Since 1990, local residents have been gathering at the East Valley High School track to support a celebration of hope.
The site is one of over 5,000 in the U.S. to host a Relay for Life – a unique fundraising event sponsored by the American Cancer Society that now includes nearly four million participants nationwide. Last month at EVHS, 29 teams took part in the relay, generating over $46,000 for the cause.
While the funds will be helpful in the ongoing effort to find a cure for the disease, those who turned out for the occasion on June 18-19 should be recognized for far more than a financial pledge.
“You find out that this is about people standing together, remembering and fighting back,” said Heidi Ovnicek, a volunteer who oversees team development and has attended the last 10 East Valley events with her family.
“This is really a unifying event for the community.”

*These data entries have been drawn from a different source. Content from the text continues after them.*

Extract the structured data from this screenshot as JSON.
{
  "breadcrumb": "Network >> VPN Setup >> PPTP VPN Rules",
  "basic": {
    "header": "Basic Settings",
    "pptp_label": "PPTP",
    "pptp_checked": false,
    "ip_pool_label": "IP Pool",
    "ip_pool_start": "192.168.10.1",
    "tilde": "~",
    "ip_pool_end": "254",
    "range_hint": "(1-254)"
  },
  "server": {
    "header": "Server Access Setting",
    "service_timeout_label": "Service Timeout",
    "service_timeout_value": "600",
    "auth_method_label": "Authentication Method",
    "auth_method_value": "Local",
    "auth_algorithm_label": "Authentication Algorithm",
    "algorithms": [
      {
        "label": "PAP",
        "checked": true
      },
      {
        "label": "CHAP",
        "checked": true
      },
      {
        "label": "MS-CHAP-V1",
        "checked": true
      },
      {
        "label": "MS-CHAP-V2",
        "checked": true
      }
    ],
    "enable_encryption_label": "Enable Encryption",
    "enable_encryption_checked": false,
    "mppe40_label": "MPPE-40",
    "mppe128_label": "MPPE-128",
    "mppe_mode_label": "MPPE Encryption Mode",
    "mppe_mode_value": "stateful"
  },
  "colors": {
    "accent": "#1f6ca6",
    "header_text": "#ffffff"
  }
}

Gordy Klatt, a Tacoma-based cancer surgeon understood the value of civic collaboration when he launched the very first 24-hour relay in May of 1985. A marathon runner, Klatt proposed the idea to personally raise money for the local chapter of ACS by circling the track at Baker Stadium on the campus of the University of Puget Sound. Klatt covered over 83 miles as part of the inaugural event, raising $27,000. Over 300 of Klatt’s family, friends and patients were there to cheer him on.
The following year, 19 teams were formed to participate in the City of Destiny Classic 24-Hour Run Against Cancer. Thanks in part to an ad-hoc organizing committee, the festivities drew more attention and generated over $33,000.
Now held in 22 countries throughout the world, Relay for Life has raised an estimated $3 billion in the fight against cancer since Klatt’s first jaunt 26 years ago.
The East Valley rendition includes 10 different committees staffed by over 30 volunteers. Ovnicek said it continues to be the simple things – like a thank-you letter received from a team after this year’s relay – that make the time and effort worthwhile.
“They just described their gratitude and said how the event helps them remember, celebrate and have fun,” she said.
Ovnicek will be back next June along with hundreds of others who have grown to appreciate the value of forging ahead, finding strength and working toward a cure.
“The element of hope is the main reason I stay involved,” Ovnicek said. “If I can make a difference for one person, it will be worthwhile.”